Friday, October 24, 2014

Book-A-Day 2014 #295: No Matter How I Look at It, It's You Guys' Fault I'm Not Popular!, Vol. 5 by Nico Tanigawa

I might not have anything more to say about Tomoko Kuroki. She's a wonderful, glorious character -- deeply conflicted as a misanthrope who wants people to like her and a girl who wants a boyfriend despite the fact that she's so socially anxious she can't talk to anyone -- but I've already written about the first four books of this series, and said there the things I might say here.

Tomoko is back in No Matter How I Look at It, It's You Guys' Fault I'm Not Popular!, Vol. 5, which sees her begin her second high school year with the additional burden of her younger brother Kuroki joining her there as a first-year. (As always, No Matter is by a team of two manga-ka that work under the single name "Nico Tanagawa.") She's still not socially adept in any way, and still obsessed with sex in the least useful ways, but she understands herself better by this point, which makes the stories less immediately lacerating.

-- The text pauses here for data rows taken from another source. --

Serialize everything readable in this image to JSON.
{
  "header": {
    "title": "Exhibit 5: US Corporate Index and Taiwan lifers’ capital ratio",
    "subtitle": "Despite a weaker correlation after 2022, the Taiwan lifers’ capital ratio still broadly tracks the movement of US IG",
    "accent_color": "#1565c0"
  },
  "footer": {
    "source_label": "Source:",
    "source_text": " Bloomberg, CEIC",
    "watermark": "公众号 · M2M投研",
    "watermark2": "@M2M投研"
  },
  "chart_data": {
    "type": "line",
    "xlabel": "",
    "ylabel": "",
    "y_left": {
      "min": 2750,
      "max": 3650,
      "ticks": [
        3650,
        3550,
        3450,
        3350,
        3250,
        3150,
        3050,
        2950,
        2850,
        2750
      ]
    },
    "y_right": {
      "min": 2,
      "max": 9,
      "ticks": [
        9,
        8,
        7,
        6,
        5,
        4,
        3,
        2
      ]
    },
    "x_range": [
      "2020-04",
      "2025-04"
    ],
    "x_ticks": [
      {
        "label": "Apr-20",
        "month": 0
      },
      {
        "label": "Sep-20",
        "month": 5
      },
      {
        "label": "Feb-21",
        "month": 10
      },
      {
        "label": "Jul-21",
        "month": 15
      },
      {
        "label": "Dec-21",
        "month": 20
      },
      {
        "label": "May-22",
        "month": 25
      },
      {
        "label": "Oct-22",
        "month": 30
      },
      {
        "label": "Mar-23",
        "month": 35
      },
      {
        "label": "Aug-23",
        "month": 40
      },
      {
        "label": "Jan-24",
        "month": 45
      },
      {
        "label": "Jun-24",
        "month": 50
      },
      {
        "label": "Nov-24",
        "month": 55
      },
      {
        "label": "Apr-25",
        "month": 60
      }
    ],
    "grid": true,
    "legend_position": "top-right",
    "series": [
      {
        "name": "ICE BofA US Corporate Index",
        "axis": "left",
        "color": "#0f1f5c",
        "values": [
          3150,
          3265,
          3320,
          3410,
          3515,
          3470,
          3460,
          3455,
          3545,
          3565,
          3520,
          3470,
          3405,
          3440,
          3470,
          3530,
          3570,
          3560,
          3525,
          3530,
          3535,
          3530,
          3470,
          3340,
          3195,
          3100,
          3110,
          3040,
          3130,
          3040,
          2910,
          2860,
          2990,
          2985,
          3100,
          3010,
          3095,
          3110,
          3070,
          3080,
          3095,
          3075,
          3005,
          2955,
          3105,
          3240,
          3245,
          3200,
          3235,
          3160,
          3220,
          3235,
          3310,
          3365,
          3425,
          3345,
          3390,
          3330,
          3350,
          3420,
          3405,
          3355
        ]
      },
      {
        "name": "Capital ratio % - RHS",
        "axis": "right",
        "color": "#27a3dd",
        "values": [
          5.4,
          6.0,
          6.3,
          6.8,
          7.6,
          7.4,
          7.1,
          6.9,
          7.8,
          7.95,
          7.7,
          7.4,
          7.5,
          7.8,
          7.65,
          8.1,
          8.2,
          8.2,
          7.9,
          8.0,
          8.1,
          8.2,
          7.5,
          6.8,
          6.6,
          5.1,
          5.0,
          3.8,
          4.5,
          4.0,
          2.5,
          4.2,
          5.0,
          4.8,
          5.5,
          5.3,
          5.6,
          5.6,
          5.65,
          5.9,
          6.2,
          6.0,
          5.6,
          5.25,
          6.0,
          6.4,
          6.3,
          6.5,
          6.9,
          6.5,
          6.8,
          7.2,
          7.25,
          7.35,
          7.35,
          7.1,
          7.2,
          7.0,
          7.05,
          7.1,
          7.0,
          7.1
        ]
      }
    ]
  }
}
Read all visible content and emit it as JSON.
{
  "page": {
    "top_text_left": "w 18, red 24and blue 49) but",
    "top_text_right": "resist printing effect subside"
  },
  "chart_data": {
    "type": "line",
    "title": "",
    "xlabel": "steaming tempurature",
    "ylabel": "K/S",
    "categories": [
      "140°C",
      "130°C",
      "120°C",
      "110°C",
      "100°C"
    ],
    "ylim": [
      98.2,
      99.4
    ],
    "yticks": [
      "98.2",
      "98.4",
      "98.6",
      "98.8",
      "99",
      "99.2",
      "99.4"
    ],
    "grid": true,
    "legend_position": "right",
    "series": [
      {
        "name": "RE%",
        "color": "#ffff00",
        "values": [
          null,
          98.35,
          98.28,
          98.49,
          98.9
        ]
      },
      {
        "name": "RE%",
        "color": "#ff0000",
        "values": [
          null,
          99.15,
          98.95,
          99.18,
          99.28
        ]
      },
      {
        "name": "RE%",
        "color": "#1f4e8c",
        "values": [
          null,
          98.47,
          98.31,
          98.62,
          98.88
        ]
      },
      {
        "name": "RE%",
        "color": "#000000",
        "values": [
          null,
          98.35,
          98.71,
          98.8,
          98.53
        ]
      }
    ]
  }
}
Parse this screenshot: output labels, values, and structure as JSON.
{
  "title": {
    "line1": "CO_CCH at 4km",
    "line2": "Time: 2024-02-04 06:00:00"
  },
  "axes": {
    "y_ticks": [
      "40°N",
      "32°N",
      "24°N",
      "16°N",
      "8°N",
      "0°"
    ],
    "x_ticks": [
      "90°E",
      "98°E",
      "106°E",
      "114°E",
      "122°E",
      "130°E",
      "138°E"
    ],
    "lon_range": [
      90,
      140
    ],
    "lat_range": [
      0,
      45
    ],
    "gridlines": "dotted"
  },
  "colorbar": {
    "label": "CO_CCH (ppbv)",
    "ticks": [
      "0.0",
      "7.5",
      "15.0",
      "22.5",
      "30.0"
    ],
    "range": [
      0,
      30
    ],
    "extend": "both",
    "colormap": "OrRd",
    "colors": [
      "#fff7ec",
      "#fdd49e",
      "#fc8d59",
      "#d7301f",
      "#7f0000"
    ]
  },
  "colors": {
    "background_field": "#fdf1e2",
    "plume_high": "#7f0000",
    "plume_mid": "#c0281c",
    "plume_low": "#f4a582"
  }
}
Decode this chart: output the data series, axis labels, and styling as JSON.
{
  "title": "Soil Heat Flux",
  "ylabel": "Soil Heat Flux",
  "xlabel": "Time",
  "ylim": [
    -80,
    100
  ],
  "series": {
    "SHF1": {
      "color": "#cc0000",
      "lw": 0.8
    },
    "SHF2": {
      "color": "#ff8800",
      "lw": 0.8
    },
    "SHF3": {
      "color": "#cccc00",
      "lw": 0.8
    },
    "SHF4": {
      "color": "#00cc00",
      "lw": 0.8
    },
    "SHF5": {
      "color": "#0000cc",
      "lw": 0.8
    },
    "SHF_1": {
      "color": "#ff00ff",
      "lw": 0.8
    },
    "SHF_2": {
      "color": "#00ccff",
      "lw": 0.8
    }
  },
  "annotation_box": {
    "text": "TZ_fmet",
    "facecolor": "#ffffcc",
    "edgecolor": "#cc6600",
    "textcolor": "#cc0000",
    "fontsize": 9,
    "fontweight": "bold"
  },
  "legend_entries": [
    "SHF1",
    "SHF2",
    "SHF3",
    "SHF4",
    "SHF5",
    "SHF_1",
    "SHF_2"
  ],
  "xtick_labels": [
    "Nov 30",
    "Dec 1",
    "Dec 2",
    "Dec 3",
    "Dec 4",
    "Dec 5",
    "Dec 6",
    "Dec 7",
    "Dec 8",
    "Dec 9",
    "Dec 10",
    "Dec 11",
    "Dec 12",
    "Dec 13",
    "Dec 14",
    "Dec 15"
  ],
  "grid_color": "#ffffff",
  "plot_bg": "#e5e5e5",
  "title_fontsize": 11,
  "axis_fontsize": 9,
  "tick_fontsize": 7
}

Tomoko spends her time alone -- no matter how many people are around her -- partially because she prefers that, and partially because she's just no good at interacting with others. (Real life is sadly different from her beloved dating sims: there's no one right answer to unlock the next level, and real people frustratingly refuse to follow any scripts.) But she's setting less lofty goals in these stories -- using a point system to force herself to talk to people, bringing her grades back up to average to avoid cram school, making a funny introduction to the class at the beginning of the year -- and more or less hitting those goals, which is a big win for her.

Of course, she's also trying to get "ahead" of other girls in her class by image-searching for "d*cks" -- during class, no less -- and accidentally impersonating a flasher at a local park, so don't expect things to go smoothly for her. She's as awkward and introverted as ever, and even her reasonable, sensible plans are not massive successes.

But there is hope for Tomoko: she seems more satisfied with herself and more centered by this point, without the naked yearning of the first couple of volumes. It's a hard road, but it's just possible that our little Tomoko is growing up. And I'm happy to continue to check in with her as she does, hoping that she will someday get that boyfriend and happy life...even if I'm sure she'll never be "popular."